3 Dashboards you don’t have to build
The fear with Grafana is that you’ll spend a weekend dragging panels around. You won’t, because the community has already done it. Grafana’s dashboard library has thousands of pre-built dashboards you import by pasting a numeric ID. The famous Node Exporter Full dashboard (ID 1860) gives you a wall of beautifully laid-out graphs for everything node_exporter produces. Import it, point it at your data source, done. You can build your own later when you have opinions, but you’ll start with something that looks like a NASA control room for zero effort.
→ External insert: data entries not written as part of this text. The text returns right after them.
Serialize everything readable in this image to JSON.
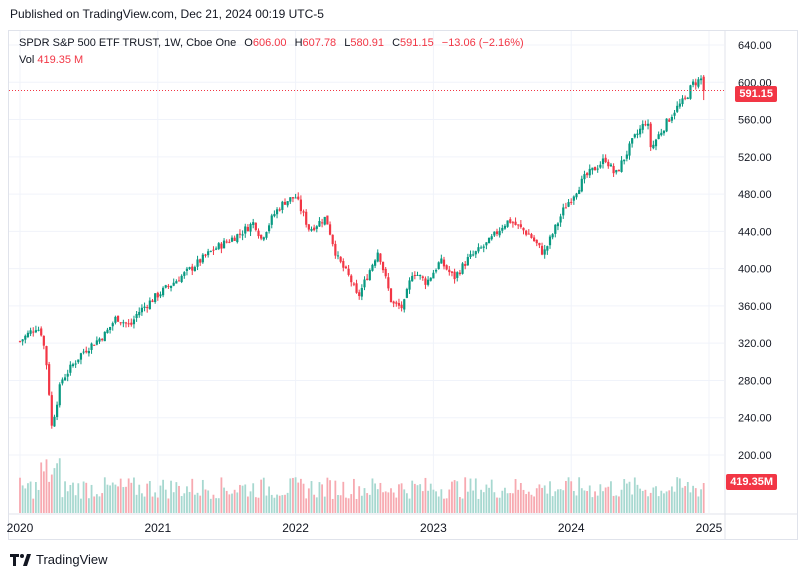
{
  "header": {
    "published_text": "Published on TradingView.com, Dec 21, 2024 00:19 UTC-5"
  },
  "legend": {
    "symbol": "SPDR S&P 500 ETF TRUST, 1W, Cboe One",
    "o_label": "O",
    "o_value": "606.00",
    "h_label": "H",
    "h_value": "607.78",
    "l_label": "L",
    "l_value": "580.91",
    "c_label": "C",
    "c_value": "591.15",
    "change": "−13.06 (−2.16%)",
    "vol_label": "Vol",
    "vol_value": "419.35 M"
  },
  "price_tag": "591.15",
  "volume_tag": "419.35M",
  "brand": {
    "name": "TradingView",
    "icon": "tradingview-logo-icon"
  },
  "colors": {
    "up": "#089981",
    "down": "#f23645",
    "up_vol": "#a7d8d0",
    "down_vol": "#f7a9b0",
    "grid": "#f0f3fa",
    "axis_text": "#131722"
  },
  "chart_data": {
    "type": "candlestick",
    "interval": "1W",
    "symbol": "SPY",
    "x_ticks": [
      "2020",
      "2021",
      "2022",
      "2023",
      "2024",
      "2025"
    ],
    "y_ticks": [
      640,
      600,
      560,
      520,
      480,
      440,
      400,
      360,
      320,
      280,
      240,
      200
    ],
    "ylim": [
      180,
      655
    ],
    "last_close": 591.15,
    "last_volume": "419.35M",
    "grid": true,
    "anchors": [
      [
        2020.0,
        322
      ],
      [
        2020.12,
        338
      ],
      [
        2020.16,
        330
      ],
      [
        2020.2,
        290
      ],
      [
        2020.23,
        230
      ],
      [
        2020.3,
        280
      ],
      [
        2020.45,
        310
      ],
      [
        2020.62,
        330
      ],
      [
        2020.7,
        348
      ],
      [
        2020.8,
        338
      ],
      [
        2020.85,
        352
      ],
      [
        2021.0,
        372
      ],
      [
        2021.2,
        395
      ],
      [
        2021.4,
        420
      ],
      [
        2021.6,
        438
      ],
      [
        2021.7,
        450
      ],
      [
        2021.75,
        432
      ],
      [
        2021.85,
        460
      ],
      [
        2021.92,
        472
      ],
      [
        2022.0,
        477
      ],
      [
        2022.1,
        442
      ],
      [
        2022.22,
        455
      ],
      [
        2022.3,
        412
      ],
      [
        2022.4,
        388
      ],
      [
        2022.45,
        368
      ],
      [
        2022.6,
        420
      ],
      [
        2022.7,
        362
      ],
      [
        2022.78,
        358
      ],
      [
        2022.85,
        398
      ],
      [
        2022.95,
        385
      ],
      [
        2023.05,
        408
      ],
      [
        2023.15,
        390
      ],
      [
        2023.25,
        410
      ],
      [
        2023.4,
        428
      ],
      [
        2023.5,
        446
      ],
      [
        2023.55,
        452
      ],
      [
        2023.7,
        436
      ],
      [
        2023.8,
        416
      ],
      [
        2023.95,
        465
      ],
      [
        2024.1,
        498
      ],
      [
        2024.25,
        518
      ],
      [
        2024.32,
        500
      ],
      [
        2024.45,
        538
      ],
      [
        2024.55,
        560
      ],
      [
        2024.58,
        528
      ],
      [
        2024.62,
        540
      ],
      [
        2024.75,
        570
      ],
      [
        2024.83,
        582
      ],
      [
        2024.88,
        598
      ],
      [
        2024.95,
        604
      ],
      [
        2024.97,
        591
      ]
    ]
  }
}
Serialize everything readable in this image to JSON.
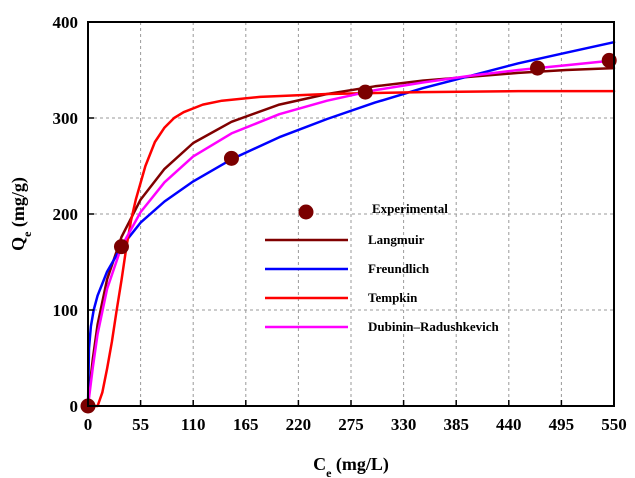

4 Alerts, because graphs you don’t look at are useless
A dashboard only helps if you happen to be staring at it. The real payoff is alerting: get told before the disk fills. Prometheus uses PromQL, a query language that’s genuinely pleasant once it clicks. A rule that fires when a root filesystem drops below 10% free looks like this:
groups:
- name: disk
rules:
- alert: DiskAlmostFull
expr: node_filesystem_avail_bytes{mountpoint="/"}
/ node_filesystem_size_bytes{mountpoint="/"} < 0.10
for: 10m
labels:
severity: warning
annotations:
summary: "Root filesystem under 10% free"The for: 10m clause is the unsung hero here — it stops a momentary blip from waking you. Pair Prometheus with Alertmanager to route those alerts to email, a webhook, or your phone, and the 3am anxiety finally has somewhere to go that isn’t your own imagination.
5 The honest costs
It’s not all free. Prometheus stores everything locally and is not built for years of retention — by default it keeps fifteen days, and long-term storage means bolting on extra machinery. PromQL has a learning curve; your first few queries will be cargo-culted from Stack Overflow. And the pull model means Prometheus needs network reach to everything it watches, which gets fiddly across firewalls and NAT.
For a homelab none of that bites hard. Fifteen days of history is plenty, the queries you need are mostly already written, and everything lives on one network anyway.
6 The verdict
If you run more than one always-on machine and you’ve ever been surprised by an outage you could have seen coming, this stack is worth the afternoon. It’s the rare piece of “enterprise” software that genuinely scales down: light enough for a Pi, capable enough to never replace. I’ve run it for years, it sips resources, and it has turned more than one would-be 3am disaster into a graph I noticed at a civilised hour. That’s exactly what I want from monitoring.